US reaches lowest electoral participation in two decades
Many attribute U.S. president-elect Donald Trump’s victory to the xenophobia, homophobia and rampant racism that affects the North American nation. Others, however, assure citizens got tired of the country’s electoral system.
Although each of these factors contributed to the presidential result to a certain extent, another factor could have been the main reason for the event that is currently evoking worldwide uncertainty and worry: low electoral participation.
According to statistics published by CNN Español, only 55% of U.S. citizens with the right to vote went to the ballots on Nov. 8. This data reveals the presidential race between Trump and Democratic rival Hillary Clinton had the lowest voter turnout reported in two decades.
During the presidential elections in 1996, between Democratic nominee Bill Clinton and his Republican opponent Bob Dole, only 53.5% of eligible voters exercised their constitutional right to vote.
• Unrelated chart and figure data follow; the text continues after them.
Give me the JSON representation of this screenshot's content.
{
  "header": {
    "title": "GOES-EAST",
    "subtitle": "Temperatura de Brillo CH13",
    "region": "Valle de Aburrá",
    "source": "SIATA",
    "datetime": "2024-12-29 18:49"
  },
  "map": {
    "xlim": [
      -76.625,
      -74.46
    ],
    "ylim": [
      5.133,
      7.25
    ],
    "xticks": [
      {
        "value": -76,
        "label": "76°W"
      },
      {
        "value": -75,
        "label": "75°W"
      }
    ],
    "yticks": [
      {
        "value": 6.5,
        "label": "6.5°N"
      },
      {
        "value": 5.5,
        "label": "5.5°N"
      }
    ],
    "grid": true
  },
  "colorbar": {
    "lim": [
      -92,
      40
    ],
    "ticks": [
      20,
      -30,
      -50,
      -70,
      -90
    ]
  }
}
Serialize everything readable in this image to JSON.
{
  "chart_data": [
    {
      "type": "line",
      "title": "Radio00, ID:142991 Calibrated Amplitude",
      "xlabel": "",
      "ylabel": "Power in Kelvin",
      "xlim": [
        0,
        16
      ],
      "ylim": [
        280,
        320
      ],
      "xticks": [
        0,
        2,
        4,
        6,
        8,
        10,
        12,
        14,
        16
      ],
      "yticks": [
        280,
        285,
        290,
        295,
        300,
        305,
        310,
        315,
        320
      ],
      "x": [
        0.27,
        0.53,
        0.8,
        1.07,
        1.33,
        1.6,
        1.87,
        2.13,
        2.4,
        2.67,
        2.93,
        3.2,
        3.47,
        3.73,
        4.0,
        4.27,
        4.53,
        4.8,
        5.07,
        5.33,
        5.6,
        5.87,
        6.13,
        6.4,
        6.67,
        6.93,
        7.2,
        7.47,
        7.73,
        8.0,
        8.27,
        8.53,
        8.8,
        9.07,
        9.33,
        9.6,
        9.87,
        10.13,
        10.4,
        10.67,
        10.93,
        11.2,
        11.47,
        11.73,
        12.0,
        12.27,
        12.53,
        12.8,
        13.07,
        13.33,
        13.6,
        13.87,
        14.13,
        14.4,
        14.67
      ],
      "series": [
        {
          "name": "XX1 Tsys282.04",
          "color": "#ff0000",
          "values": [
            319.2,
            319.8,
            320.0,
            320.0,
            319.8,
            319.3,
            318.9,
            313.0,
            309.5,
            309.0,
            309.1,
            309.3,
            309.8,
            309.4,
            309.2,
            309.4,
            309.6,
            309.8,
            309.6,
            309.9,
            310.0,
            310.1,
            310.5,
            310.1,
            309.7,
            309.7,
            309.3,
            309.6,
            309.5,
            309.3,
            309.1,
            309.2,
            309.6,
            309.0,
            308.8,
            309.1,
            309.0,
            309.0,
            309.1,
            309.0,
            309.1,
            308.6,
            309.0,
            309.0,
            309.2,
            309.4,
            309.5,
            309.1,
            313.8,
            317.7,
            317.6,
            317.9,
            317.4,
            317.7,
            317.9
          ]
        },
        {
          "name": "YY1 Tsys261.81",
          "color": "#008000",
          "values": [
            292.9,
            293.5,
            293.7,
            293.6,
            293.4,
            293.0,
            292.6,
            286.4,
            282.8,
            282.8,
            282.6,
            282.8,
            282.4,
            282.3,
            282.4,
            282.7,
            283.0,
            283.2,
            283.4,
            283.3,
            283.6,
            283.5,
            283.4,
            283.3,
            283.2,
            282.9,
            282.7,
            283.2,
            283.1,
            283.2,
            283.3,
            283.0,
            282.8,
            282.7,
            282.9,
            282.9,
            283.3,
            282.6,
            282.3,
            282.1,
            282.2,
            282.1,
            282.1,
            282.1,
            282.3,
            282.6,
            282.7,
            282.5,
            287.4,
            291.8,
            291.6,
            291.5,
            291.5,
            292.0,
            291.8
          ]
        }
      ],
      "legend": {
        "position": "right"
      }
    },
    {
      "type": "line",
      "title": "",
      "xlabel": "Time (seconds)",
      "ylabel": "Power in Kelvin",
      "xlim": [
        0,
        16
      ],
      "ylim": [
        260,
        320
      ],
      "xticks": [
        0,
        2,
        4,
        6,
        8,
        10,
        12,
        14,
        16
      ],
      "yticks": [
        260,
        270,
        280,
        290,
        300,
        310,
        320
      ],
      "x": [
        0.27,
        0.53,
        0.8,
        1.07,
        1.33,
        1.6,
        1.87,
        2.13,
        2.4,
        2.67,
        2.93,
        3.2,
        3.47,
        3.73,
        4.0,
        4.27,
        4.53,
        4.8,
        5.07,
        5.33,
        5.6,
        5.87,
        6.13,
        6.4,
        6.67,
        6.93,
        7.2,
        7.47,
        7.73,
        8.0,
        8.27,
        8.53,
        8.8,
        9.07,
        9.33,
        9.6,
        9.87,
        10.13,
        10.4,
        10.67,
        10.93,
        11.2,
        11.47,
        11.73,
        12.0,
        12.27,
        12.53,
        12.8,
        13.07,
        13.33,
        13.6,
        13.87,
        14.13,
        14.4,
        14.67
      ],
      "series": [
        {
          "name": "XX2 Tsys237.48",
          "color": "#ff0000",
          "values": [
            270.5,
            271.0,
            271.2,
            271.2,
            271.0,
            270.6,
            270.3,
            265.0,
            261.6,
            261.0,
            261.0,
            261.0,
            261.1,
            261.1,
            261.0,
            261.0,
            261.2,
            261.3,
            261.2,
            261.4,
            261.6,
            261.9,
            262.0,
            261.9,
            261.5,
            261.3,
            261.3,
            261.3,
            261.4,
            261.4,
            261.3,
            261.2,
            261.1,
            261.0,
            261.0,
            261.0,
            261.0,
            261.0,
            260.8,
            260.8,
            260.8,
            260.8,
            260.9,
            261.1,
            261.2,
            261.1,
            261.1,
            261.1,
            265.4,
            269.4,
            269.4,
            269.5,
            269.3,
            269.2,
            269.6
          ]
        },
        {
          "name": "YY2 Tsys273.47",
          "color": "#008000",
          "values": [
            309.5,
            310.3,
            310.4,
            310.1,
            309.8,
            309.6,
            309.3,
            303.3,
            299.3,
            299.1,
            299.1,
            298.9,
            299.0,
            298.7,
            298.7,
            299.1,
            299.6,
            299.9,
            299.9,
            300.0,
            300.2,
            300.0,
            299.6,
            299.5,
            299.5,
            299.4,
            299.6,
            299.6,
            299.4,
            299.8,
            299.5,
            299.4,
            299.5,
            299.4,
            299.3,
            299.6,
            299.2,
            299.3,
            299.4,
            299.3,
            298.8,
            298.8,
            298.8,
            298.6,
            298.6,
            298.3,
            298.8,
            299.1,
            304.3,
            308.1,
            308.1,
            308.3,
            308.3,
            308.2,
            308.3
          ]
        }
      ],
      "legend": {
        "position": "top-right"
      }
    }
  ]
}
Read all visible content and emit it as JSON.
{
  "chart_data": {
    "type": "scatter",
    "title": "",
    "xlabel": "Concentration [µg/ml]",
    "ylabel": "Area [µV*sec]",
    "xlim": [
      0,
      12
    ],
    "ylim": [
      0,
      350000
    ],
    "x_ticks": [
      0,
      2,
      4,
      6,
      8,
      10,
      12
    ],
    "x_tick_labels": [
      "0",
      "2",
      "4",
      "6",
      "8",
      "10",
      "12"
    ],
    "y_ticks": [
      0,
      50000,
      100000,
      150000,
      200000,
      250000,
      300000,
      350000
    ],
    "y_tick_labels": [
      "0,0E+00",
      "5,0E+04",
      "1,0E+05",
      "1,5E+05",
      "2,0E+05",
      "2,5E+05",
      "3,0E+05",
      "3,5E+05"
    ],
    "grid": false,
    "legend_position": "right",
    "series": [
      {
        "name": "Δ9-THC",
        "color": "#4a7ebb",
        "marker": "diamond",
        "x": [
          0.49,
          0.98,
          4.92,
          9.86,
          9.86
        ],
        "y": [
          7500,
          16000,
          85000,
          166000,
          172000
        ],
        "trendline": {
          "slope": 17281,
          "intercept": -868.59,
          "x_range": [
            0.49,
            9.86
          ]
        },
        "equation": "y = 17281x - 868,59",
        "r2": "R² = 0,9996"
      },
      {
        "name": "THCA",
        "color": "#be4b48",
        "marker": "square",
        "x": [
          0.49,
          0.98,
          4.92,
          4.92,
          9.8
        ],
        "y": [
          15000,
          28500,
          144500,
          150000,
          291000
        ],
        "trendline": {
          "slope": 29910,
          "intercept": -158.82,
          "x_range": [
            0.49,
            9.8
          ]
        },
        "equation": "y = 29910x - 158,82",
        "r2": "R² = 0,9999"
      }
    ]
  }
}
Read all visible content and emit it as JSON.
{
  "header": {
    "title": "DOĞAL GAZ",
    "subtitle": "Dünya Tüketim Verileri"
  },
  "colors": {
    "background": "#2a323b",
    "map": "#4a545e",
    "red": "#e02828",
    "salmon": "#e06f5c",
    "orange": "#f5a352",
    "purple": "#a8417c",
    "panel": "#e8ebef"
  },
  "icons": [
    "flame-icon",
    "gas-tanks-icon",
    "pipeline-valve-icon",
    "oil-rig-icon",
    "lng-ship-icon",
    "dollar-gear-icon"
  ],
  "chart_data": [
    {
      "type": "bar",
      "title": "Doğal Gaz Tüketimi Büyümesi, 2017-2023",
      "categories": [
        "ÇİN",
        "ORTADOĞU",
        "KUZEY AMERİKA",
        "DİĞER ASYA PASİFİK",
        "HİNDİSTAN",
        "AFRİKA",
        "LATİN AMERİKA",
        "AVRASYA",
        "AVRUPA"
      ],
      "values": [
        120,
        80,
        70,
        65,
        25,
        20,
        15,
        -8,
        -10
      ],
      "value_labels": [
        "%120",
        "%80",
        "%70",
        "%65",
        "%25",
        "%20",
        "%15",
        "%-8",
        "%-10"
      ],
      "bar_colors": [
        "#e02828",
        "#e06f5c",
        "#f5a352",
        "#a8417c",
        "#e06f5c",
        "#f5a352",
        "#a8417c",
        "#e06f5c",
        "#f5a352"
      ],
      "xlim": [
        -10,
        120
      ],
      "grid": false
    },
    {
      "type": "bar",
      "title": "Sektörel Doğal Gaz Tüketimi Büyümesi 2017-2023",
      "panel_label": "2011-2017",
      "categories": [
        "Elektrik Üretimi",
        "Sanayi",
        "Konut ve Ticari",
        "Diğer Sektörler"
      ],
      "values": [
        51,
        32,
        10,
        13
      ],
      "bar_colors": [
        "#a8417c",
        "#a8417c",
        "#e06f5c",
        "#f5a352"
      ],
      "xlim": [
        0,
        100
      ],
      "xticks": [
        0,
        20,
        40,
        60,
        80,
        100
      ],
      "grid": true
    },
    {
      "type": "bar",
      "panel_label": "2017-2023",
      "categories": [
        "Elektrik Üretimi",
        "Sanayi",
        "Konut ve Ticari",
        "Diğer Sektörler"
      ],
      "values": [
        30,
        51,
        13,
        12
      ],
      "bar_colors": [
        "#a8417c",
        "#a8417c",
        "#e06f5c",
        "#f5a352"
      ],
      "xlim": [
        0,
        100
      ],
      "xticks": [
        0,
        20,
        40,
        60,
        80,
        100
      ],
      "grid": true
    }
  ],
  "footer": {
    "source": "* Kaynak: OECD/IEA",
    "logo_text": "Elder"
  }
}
To date, 126 million votes have been tabulated. The difference between the current presidential elections and the ones in 2008, in which President Barack Obama became the nation’s first African-American chief executive, consists of 18.7 million votes.
Despite the general advantage in voters, several of the states that led to the Republican tycoon’s victory reflected an increase in participation compared to the 2012 elections. Such is the case of Florida, North Carolina, and Michigan.
The precise number of voters remains unknown, but the percentage of electoral participation isn’t expected to vary substantially.